Jennifer Keefe has taught college-level Humanities and has a Master's in Liberal Studies.
A Painting with a Lasting Impression
When you think about the word 'impression' what does it mean to you? Maybe it's a feeling you get about a person or an idea you get from reading a magazine article or book. In the 19th century, the idea of giving an impression of something took on a whole new meaning. Artists looked for ways to be new and different in a world that was industrializing and becoming somehow more the same as mass-produced goods replaced handmade crafts. One of the most notable French painters of the late 19th century, who really took this idea of being different to heart was Claude Monet. His painting Impression, Sunrise, created in 1872, changed the way society viewed painting.
The Impressionist Movement
Claude Monet (1840-1926) was part of a loosely-associated group of painters called the Impressionists, a name that came from the painting you are about to take a look at. The Impressionist style was all about using color, natural light, and outdoor scenes.
Emotions to Guide the Painting's Interpretation
Unlike other styles of painting popular in the 19th century, such as Realism and Romanticism, Impressionism's goal was to show the feelings and emotions—the very impressions of a moment in time. The Impressionists also wanted to allow the viewer to interpret the emotions being shown. Most of the Impressionists also had paintings that were rejected by the Paris Salon, the government body that determined what paintings were considered art in France from the 1600s to the dawn of the 20th century.
Taking a look at the painting, Impression, Sunrise; one needs to study its colors and composition and think about what emotions are being shown in the painting. When you look at the painting, what do you see?
The contents of the painting show a morning in the Port of Le Havre in France. The sun is rising over the port as three ships in the foreground try to capture our attention away from the many anchored ships in the haze in the background.

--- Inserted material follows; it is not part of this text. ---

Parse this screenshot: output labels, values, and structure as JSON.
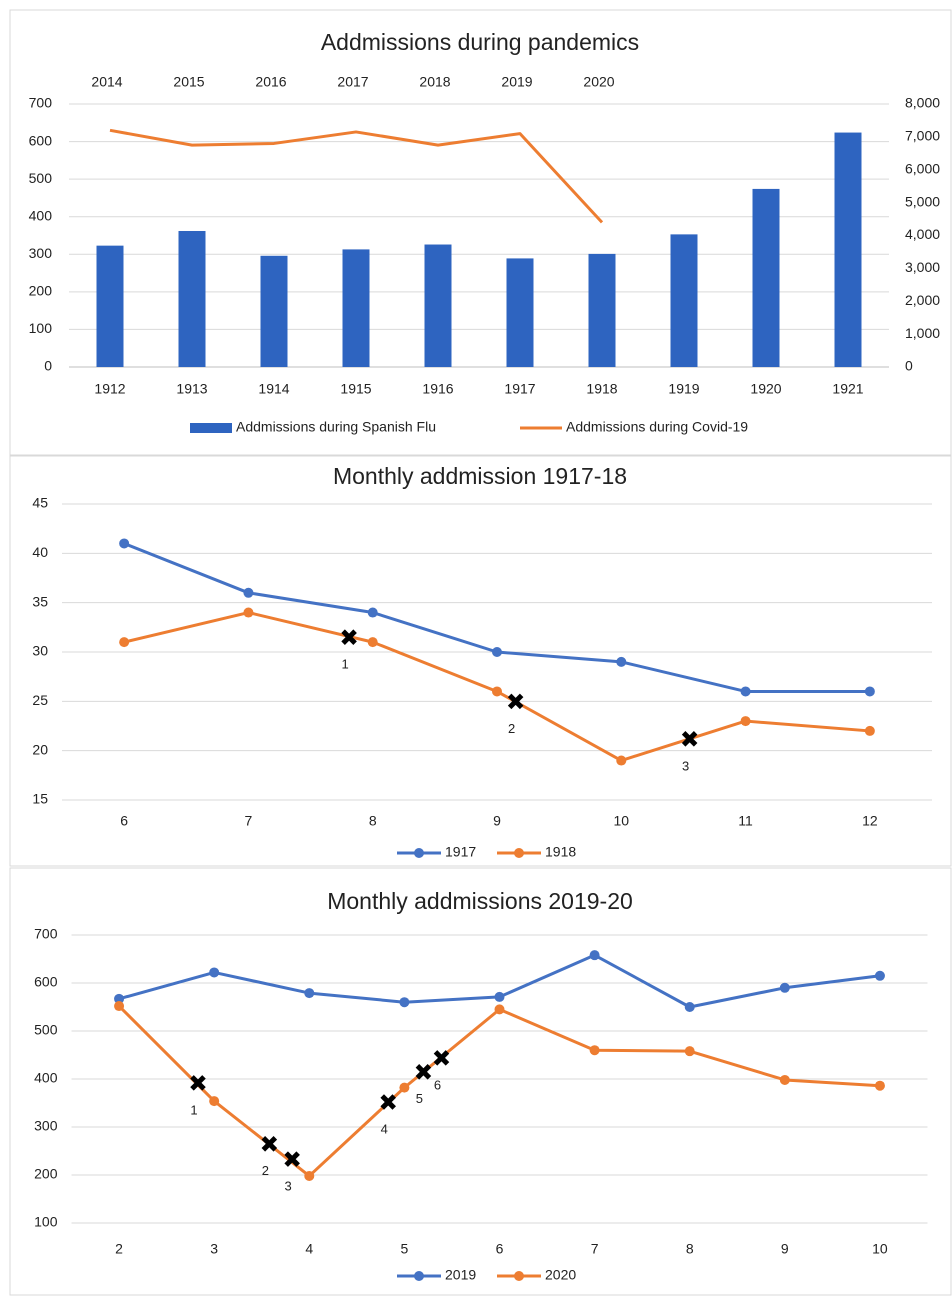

The blues and grays throughout the painting reflect a somber mood, which is literally being cut apart by the orange of the rising sun, which brings new life to the port.
The ships in the background create a sense of depth for us, while the fact that we can't really make out the people on the boats in the foreground adds to this idea that the painting is supposed to be an impression of how the port feels in the morning and not an actual representation of the port on any given day. The small, short, dot-like brush strokes allow Monet to quickly capture this changing scene and give us an even greater sense that the moment is not permanent.
If you didn't manage to grab all that feeling or emotion from the painting, don't worry. Art historians have spent a lot of time learning how to analyze works of art. Maybe you just got a sense of new beginnings, hope, confusion, or change in the painting. The great thing about Impressionism is that the paintings of this movement are open to interpretation.
Claude Monet's Impression, Sunrise was not well-received by art critics in his time. He believed it was mainly because they failed to understand the point he was trying to make with the painting about the contrast between the peace in the foreground of the painting and the industrial chaos in the background.
Impression, Sunrise was not Monet's only contribution to the Impressionist Movement. In fact, Monet was considered the most true of all the Impressionists. He created over 3,000 works that exhibited emotion and feelings more than they exhibited objects meant for interpretation. He participated in a handful of private art shows organized by the Impressionists, who also included Edouard Manet, Alfred Sisley, Edgar Degas, Camille Pissarro, and Pierre-Auguste Renoir. By the early 20th century the Impressionist movement had disbanded, leaving behind hundreds of works of art that have gained greater appreciation today than they had when they were made.
Impression, Sunrise was stolen from the Musée Marmottan Monet in France in 1985, along with several other well-known Monet paintings. They were recovered in 1990 and are back in the same museum.
In this lesson, we looked at Claude Monet's Impression, Sunrise and how it exhibited the Impressionist style through its use of color, emotion, and lack of concrete objects. The painting of the Port of Le Havre in France shows the sun rising over three hard to make out ships in the foreground and creates depth in the background by showing a number of other ships in port. Monet's painting was not well-received by critics in his time, perhaps because they misunderstood the point of the work, which was to show an emotion and not reality. Monet created over 3,000 Impressionist paintings and showed his works with other members of the short-lived movement, including Edouard Manet, Alfred Sisley, and Camille Pissarro.